I am trying to get to grips with multiprocessing in Python. I started by creating this code. It simply computes cos(i) for integers i and measures the time taken when one uses multiprocessing and when one does not. I am not observing any time difference. Here is my code:
import multiprocessing
from multiprocessing import Pool
import numpy as np
import time
def tester(num):
return np.cos(num)
if __name__ == '__main__':
starttime1 = time.time()
pool_size = multiprocessing.cpu_count()
pool = multiprocessing.Pool(processes=pool_size,
)
pool_outputs = pool.map(tester, range(5000000))
pool.close()
pool.join()
endtime1 = time.time()
timetaken = endtime1 - starttime1
starttime2 = time.time()
for i in range(5000000):
tester(i)
endtime2 = time.time()
timetaken2 = timetaken = endtime2 - starttime2
print( 'The time taken with multiple processes:', timetaken)
print( 'The time taken the usual way:', timetaken2)
I am observing no (or very minimal) difference between the two times measured.
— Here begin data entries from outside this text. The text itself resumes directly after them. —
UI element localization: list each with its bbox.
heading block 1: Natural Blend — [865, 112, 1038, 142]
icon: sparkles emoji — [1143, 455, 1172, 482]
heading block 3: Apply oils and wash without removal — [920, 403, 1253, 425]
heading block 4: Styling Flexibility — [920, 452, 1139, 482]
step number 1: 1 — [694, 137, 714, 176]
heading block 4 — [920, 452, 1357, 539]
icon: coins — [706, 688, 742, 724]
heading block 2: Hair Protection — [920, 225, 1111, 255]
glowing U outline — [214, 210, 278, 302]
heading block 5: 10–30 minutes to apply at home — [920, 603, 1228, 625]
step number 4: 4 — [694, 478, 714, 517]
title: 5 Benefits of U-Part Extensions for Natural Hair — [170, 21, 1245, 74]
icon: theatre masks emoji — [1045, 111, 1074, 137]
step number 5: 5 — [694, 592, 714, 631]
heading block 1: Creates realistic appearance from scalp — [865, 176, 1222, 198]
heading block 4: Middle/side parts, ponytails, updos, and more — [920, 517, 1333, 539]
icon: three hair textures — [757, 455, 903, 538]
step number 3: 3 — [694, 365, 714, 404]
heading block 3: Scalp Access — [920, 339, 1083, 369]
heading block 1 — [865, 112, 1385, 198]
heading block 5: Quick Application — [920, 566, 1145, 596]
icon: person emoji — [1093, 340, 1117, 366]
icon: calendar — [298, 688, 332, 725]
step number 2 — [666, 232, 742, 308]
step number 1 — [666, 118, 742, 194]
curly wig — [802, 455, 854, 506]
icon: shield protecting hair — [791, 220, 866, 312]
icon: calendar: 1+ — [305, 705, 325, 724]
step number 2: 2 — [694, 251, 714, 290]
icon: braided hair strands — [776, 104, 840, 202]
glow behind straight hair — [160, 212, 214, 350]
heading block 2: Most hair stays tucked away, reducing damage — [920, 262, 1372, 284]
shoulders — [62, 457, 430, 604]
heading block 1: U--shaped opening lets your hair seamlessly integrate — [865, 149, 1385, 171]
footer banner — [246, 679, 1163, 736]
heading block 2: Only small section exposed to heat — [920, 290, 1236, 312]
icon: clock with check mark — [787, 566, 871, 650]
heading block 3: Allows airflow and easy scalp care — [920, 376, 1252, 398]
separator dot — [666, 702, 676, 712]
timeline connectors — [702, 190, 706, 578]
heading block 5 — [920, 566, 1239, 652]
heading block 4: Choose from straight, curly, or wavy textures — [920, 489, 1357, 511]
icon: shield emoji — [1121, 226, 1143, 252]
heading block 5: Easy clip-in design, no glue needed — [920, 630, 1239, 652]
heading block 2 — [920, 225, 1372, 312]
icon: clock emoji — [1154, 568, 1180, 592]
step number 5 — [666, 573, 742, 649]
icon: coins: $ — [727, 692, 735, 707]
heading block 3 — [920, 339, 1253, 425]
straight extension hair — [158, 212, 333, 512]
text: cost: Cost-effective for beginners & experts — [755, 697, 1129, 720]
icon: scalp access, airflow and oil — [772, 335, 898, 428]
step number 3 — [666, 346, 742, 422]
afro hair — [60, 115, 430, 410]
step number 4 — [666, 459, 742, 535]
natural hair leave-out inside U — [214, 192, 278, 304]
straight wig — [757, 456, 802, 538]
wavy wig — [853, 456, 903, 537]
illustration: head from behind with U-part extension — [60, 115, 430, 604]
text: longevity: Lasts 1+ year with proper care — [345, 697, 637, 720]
I am using a machine with 8 cores, so this is surprising. What have I done incorrectly in my code?
Note that I learned all of this from this. http://pymotw.com/2/multiprocessing/communication.html
I understand that "joblib" might be more convenient for an example like this, but the ultimate thing that this needs to be applied to does not work with "joblib".